Er war ein spektakulärer Fall. Jacob Paul von Gundling verdankt seine Bekanntheit der erbarmungswürdigen Narren-Rolle, die er, der doch ein Gelehrter war, im Tabakskollegium von Friedrich Wilhelm I.

Er war ein spektakulärer Fall. Jacob Paul von Gundling verdankt seine Bekanntheit der erbarmungswürdigen Narren-Rolle, die er, der doch ein Gelehrter war, im Tabakskollegium von Friedrich Wilhelm I. spielen musste, schließlich auch seinem Begräbnis in einem Weinfass, das ihm der König, der fama nach, auferlegt hat. Ein Exempel - aber wofür steht es? Für die Tragik im Verhältnis von Geist und Macht? Die elende Rolle des Intellektuellen im Machtstaat?

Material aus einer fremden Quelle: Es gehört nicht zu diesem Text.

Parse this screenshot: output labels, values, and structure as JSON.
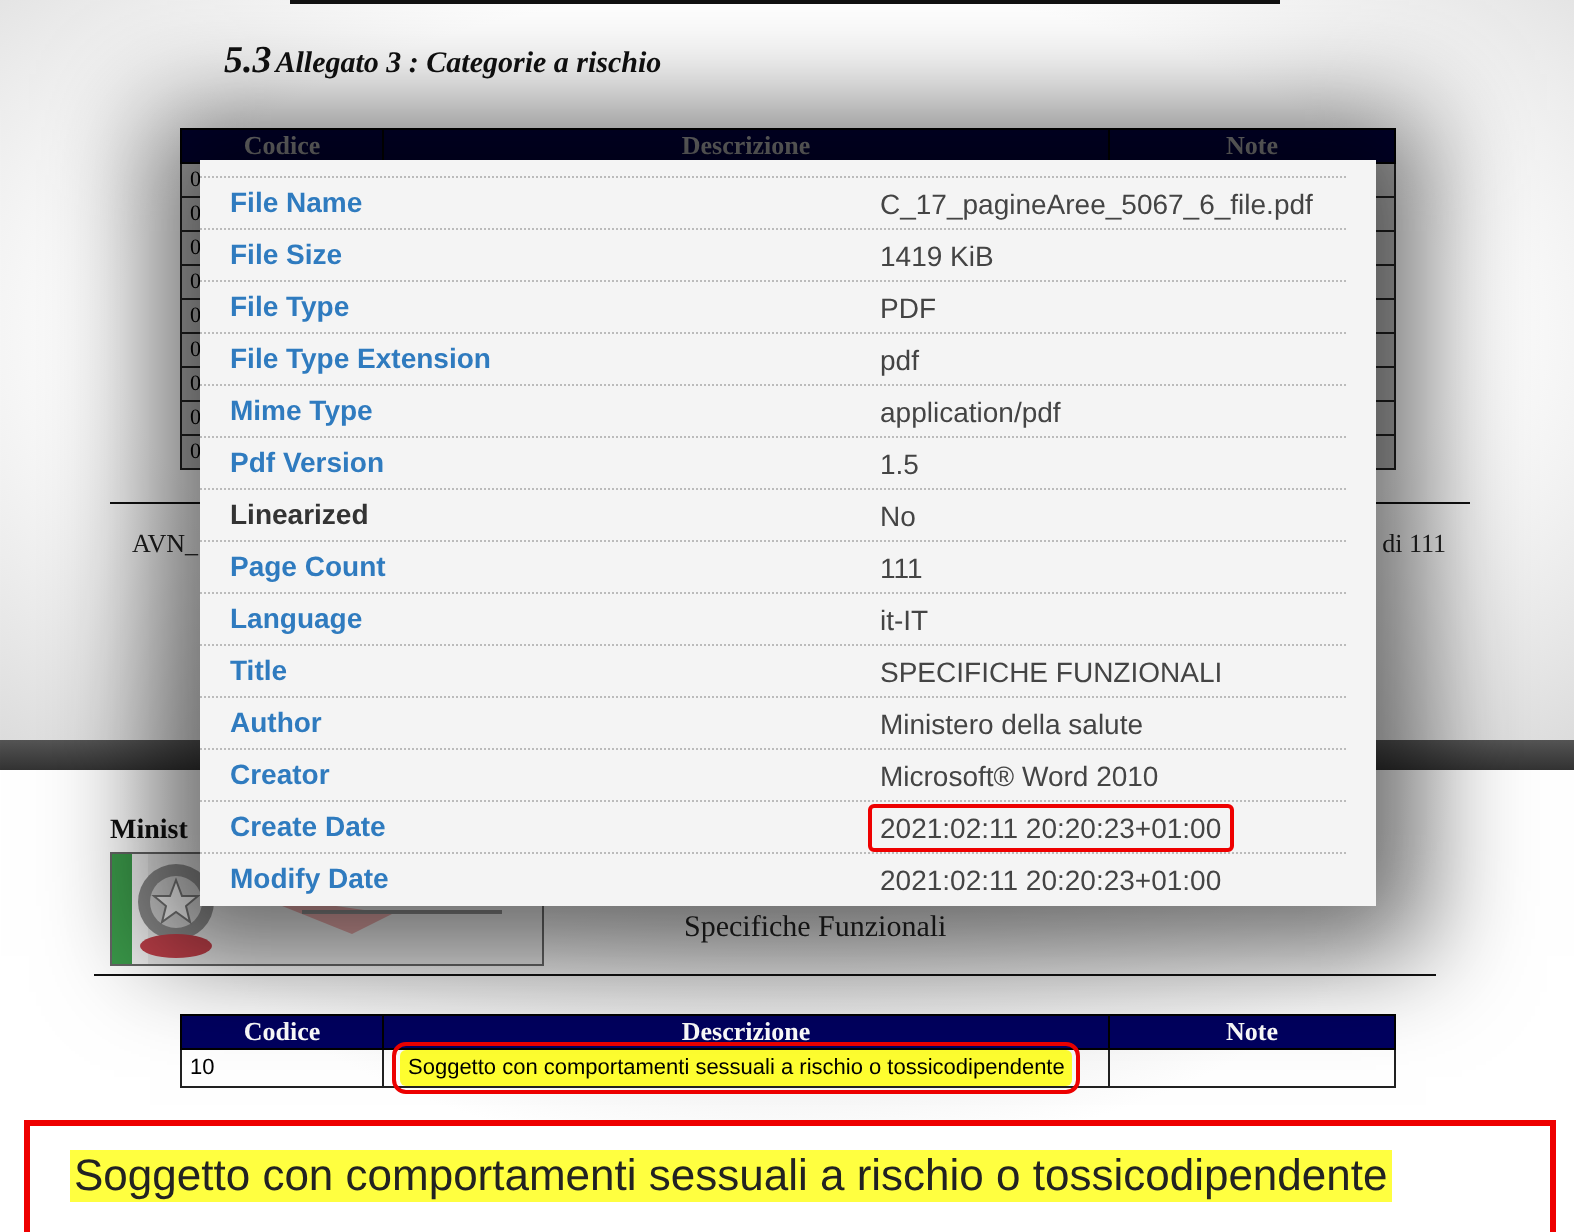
{
  "upper_page": {
    "section_number": "5.3",
    "section_title": "Allegato 3 : Categorie a rischio",
    "table": {
      "columns": [
        "Codice",
        "Descrizione",
        "Note"
      ],
      "rows": [
        {
          "code": "0"
        },
        {
          "code": "0"
        },
        {
          "code": "0"
        },
        {
          "code": "0"
        },
        {
          "code": "0"
        },
        {
          "code": "0"
        },
        {
          "code": "0"
        },
        {
          "code": "0"
        },
        {
          "code": "0"
        }
      ]
    },
    "footer_left": "AVN_",
    "footer_right": "di 111"
  },
  "lower_page": {
    "ministry": "Minist",
    "subtitle": "Specifiche Funzionali",
    "table": {
      "columns": [
        "Codice",
        "Descrizione",
        "Note"
      ],
      "rows": [
        {
          "code": "10",
          "description": "Soggetto con comportamenti sessuali a rischio o tossicodipendente",
          "highlighted": true
        }
      ]
    }
  },
  "zoom_inset": {
    "text": "Soggetto con comportamenti sessuali a rischio o tossicodipendente",
    "highlighted": true
  },
  "metadata_popup": {
    "rows": [
      {
        "label": "File Name",
        "value": "C_17_pagineAree_5067_6_file.pdf",
        "link": true,
        "marked": false
      },
      {
        "label": "File Size",
        "value": "1419 KiB",
        "link": true,
        "marked": false
      },
      {
        "label": "File Type",
        "value": "PDF",
        "link": true,
        "marked": false
      },
      {
        "label": "File Type Extension",
        "value": "pdf",
        "link": true,
        "marked": false
      },
      {
        "label": "Mime Type",
        "value": "application/pdf",
        "link": true,
        "marked": false
      },
      {
        "label": "Pdf Version",
        "value": "1.5",
        "link": true,
        "marked": false
      },
      {
        "label": "Linearized",
        "value": "No",
        "link": false,
        "marked": false
      },
      {
        "label": "Page Count",
        "value": "111",
        "link": true,
        "marked": false
      },
      {
        "label": "Language",
        "value": "it-IT",
        "link": true,
        "marked": false
      },
      {
        "label": "Title",
        "value": "SPECIFICHE FUNZIONALI",
        "link": true,
        "marked": false
      },
      {
        "label": "Author",
        "value": "Ministero della salute",
        "link": true,
        "marked": false
      },
      {
        "label": "Creator",
        "value": "Microsoft® Word 2010",
        "link": true,
        "marked": false
      },
      {
        "label": "Create Date",
        "value": "2021:02:11 20:20:23+01:00",
        "link": true,
        "marked": true
      },
      {
        "label": "Modify Date",
        "value": "2021:02:11 20:20:23+01:00",
        "link": true,
        "marked": false
      }
    ]
  }
}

Gar die Misere des Wissenden in einer Welt, die beherrscht ist von Menschenverachtung und Gewalt? So haben viele dieses merkwürdige Schicksal begriffen - zuletzt Heiner Müller mit seinem Theaterstück "Leben Gundlings". Nun hat sich der Historiker Martin Sabrow dieser Gestalt angenommen - und eine überzeugend kluge Sicht auf diese seltsame Gestalt geliefert. Sabrow befördert Gundling von der Parabel zurück in die Epoche, der er zugehörte - die Welt des absolutistischen Fürstenstaats mit seiner hierarchischen Machtstruktur und drastischen Umgangsformen der Hofgesellschaft, aber auch mit der Mühsal des bürgerlichen Lebens und der redseligen Wissenschaft.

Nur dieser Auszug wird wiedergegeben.